Vous aurez ainsi le temps de vous remettre d’aplomb après cette grosse secousse ; ensuite, les jours seront plus beaux et plus longs, il ne fera plus froid à cette époque et vous pourrez mieux jouir du temps que vous passerez ici. Enfin, comme vous ne serez pas limitée étroitement par la date du retour, vous aurez plus de temps pour vous occuper de vos affaires et de vos démarches, car 8 jours ne suffiraient pas pour être sûre de vous assurer les divers rendez-vous que vous avez en vue (et puis, je songe qu’au point de vue ravitaillement, les légumes de printemps feront leur irruption à ce moment-là et que vous en profiterez). Vous voyez que nous arrivons aux mêmes conclusions raisonnables, car je sais aussi être raisonnable.

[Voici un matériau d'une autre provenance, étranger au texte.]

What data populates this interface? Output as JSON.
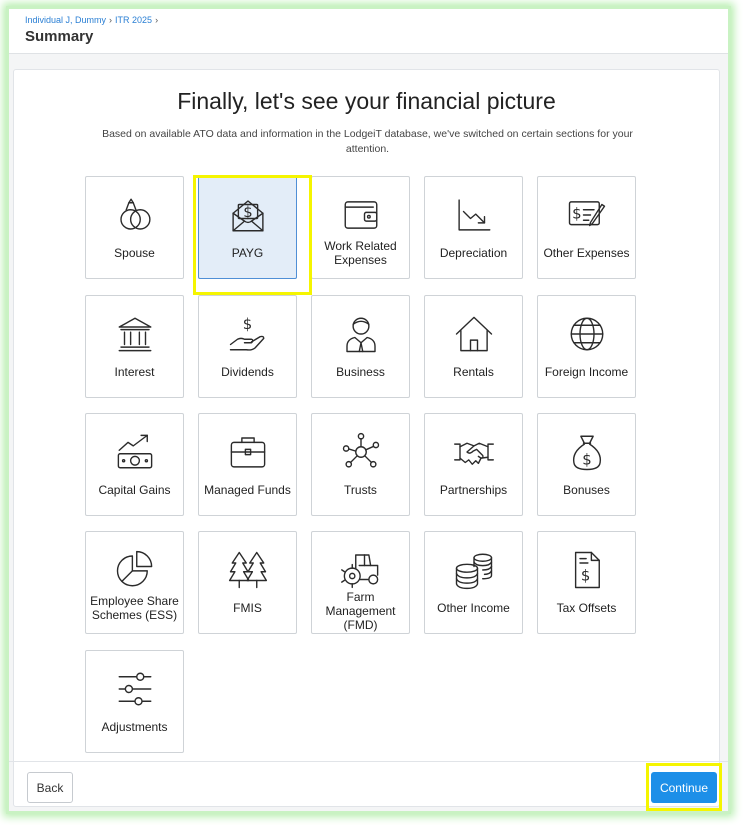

Alors d’ici un mois, prenez bien des forces afin d’être en pleine forme pour réaliser ici tout votre programme, dont je me réjouis tant à l’avance puisque vous me le tracez déjà en marquant le désir de renouveler notre petite vie d’antan : théâtres, restaurant, excursions dans Paris et les environs, etc.

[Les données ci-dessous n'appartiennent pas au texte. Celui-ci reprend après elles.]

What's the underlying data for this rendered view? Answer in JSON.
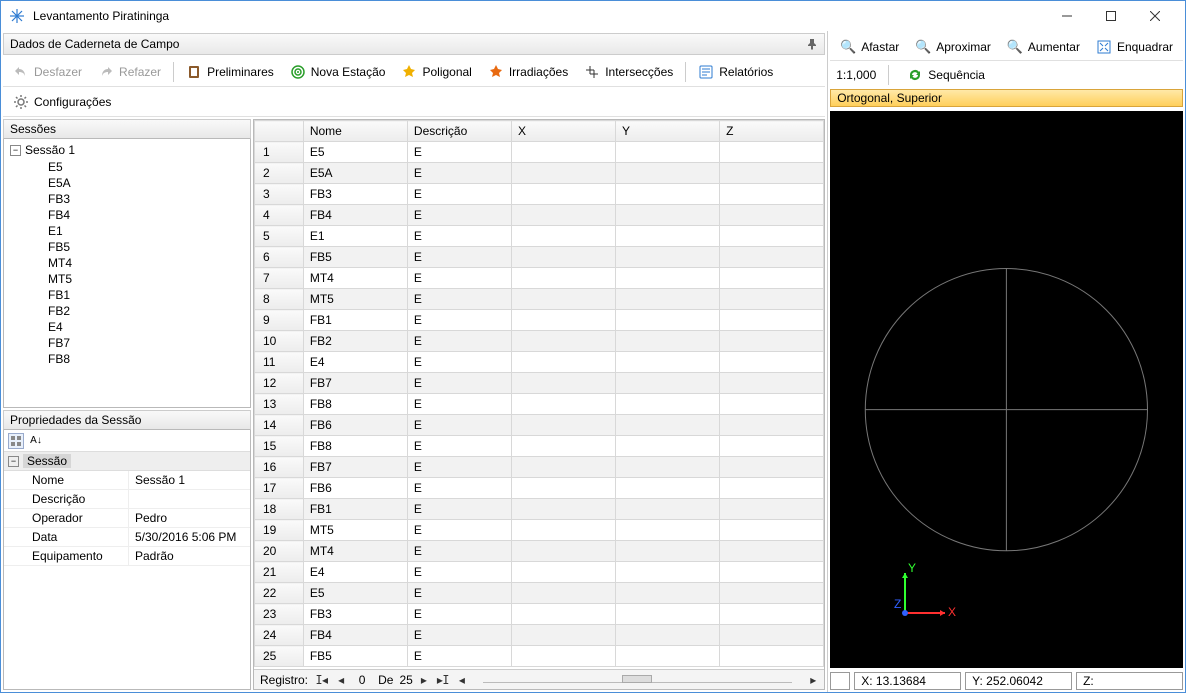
{
  "window": {
    "title": "Levantamento Piratininga"
  },
  "panel": {
    "title": "Dados de Caderneta de Campo"
  },
  "toolbar": {
    "undo": "Desfazer",
    "redo": "Refazer",
    "prelim": "Preliminares",
    "nova": "Nova Estação",
    "polig": "Poligonal",
    "irrad": "Irradiações",
    "inter": "Intersecções",
    "relat": "Relatórios",
    "config": "Configurações"
  },
  "sessions": {
    "header": "Sessões",
    "root": "Sessão 1",
    "items": [
      "E5",
      "E5A",
      "FB3",
      "FB4",
      "E1",
      "FB5",
      "MT4",
      "MT5",
      "FB1",
      "FB2",
      "E4",
      "FB7",
      "FB8"
    ]
  },
  "props": {
    "header": "Propriedades da Sessão",
    "category": "Sessão",
    "rows": [
      {
        "k": "Nome",
        "v": "Sessão 1"
      },
      {
        "k": "Descrição",
        "v": ""
      },
      {
        "k": "Operador",
        "v": "Pedro"
      },
      {
        "k": "Data",
        "v": "5/30/2016 5:06 PM"
      },
      {
        "k": "Equipamento",
        "v": "Padrão"
      }
    ]
  },
  "grid": {
    "cols": [
      "",
      "Nome",
      "Descrição",
      "X",
      "Y",
      "Z"
    ],
    "rows": [
      {
        "n": 1,
        "nome": "E5",
        "desc": "E"
      },
      {
        "n": 2,
        "nome": "E5A",
        "desc": "E"
      },
      {
        "n": 3,
        "nome": "FB3",
        "desc": "E"
      },
      {
        "n": 4,
        "nome": "FB4",
        "desc": "E"
      },
      {
        "n": 5,
        "nome": "E1",
        "desc": "E"
      },
      {
        "n": 6,
        "nome": "FB5",
        "desc": "E"
      },
      {
        "n": 7,
        "nome": "MT4",
        "desc": "E"
      },
      {
        "n": 8,
        "nome": "MT5",
        "desc": "E"
      },
      {
        "n": 9,
        "nome": "FB1",
        "desc": "E"
      },
      {
        "n": 10,
        "nome": "FB2",
        "desc": "E"
      },
      {
        "n": 11,
        "nome": "E4",
        "desc": "E"
      },
      {
        "n": 12,
        "nome": "FB7",
        "desc": "E"
      },
      {
        "n": 13,
        "nome": "FB8",
        "desc": "E"
      },
      {
        "n": 14,
        "nome": "FB6",
        "desc": "E"
      },
      {
        "n": 15,
        "nome": "FB8",
        "desc": "E"
      },
      {
        "n": 16,
        "nome": "FB7",
        "desc": "E"
      },
      {
        "n": 17,
        "nome": "FB6",
        "desc": "E"
      },
      {
        "n": 18,
        "nome": "FB1",
        "desc": "E"
      },
      {
        "n": 19,
        "nome": "MT5",
        "desc": "E"
      },
      {
        "n": 20,
        "nome": "MT4",
        "desc": "E"
      },
      {
        "n": 21,
        "nome": "E4",
        "desc": "E"
      },
      {
        "n": 22,
        "nome": "E5",
        "desc": "E"
      },
      {
        "n": 23,
        "nome": "FB3",
        "desc": "E"
      },
      {
        "n": 24,
        "nome": "FB4",
        "desc": "E"
      },
      {
        "n": 25,
        "nome": "FB5",
        "desc": "E"
      }
    ],
    "nav": {
      "label": "Registro:",
      "of": "De",
      "total": "25",
      "current": "0"
    }
  },
  "right": {
    "zoom_out": "Afastar",
    "zoom_in": "Aproximar",
    "magnify": "Aumentar",
    "fit": "Enquadrar",
    "scale": "1:1,000",
    "seq": "Sequência",
    "view": "Ortogonal, Superior",
    "status_x": "X: 13.13684",
    "status_y": "Y: 252.06042",
    "status_z": "Z:",
    "axis_x": "X",
    "axis_y": "Y",
    "axis_z": "Z"
  }
}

Mais oui, vous m’avez remercié et beaucoup trop pour ces modestes noix, qui ne méritaient qu’un simple accusé de réception. Et puisqu’elles vous ont fait penser à Concorès, leur pays d’origine, que vous « voudriez bien connaitre« , soyez assurée qu’également Concorès rêve de vous et vous tend les bras !

Vous aurez beaucoup à lire de moi cette fois-ci, avec ces deux lettres. Heureusement que je n’ai pas envoyé la première qui, au lieu de prouver que j’avais tout compris, montrait au contraire que j’avais douté de vous et je vous en demande pardon, mon amie chérie, mais j’ai tant souffert de mes suppositions que je mérite bien ce pardon que je sais que me donnera votre coeur, qui ne m’en voudra pas de vivre en reflet de vous-même.

Je vous embrasse de toutes mes forces, comme je le fais toujours en pensée, mais sans vous le dire ; mais puisque vous-même avez prononcé le mot, je suis trop heureux à mon tour de ne plus le garder en secret de moi-même. Bien tendrement vôtre

Henry

P.S. Avez-vous songé qu’il y a juste 7 ans, nous échangions nos premières lettres ? Qui aurait dit alors, à ce point de départ, que notre destinée allait en dépendre. Sans doute la Providence planait sur nous. Tous les ans il faudra fêter cet anniversaire !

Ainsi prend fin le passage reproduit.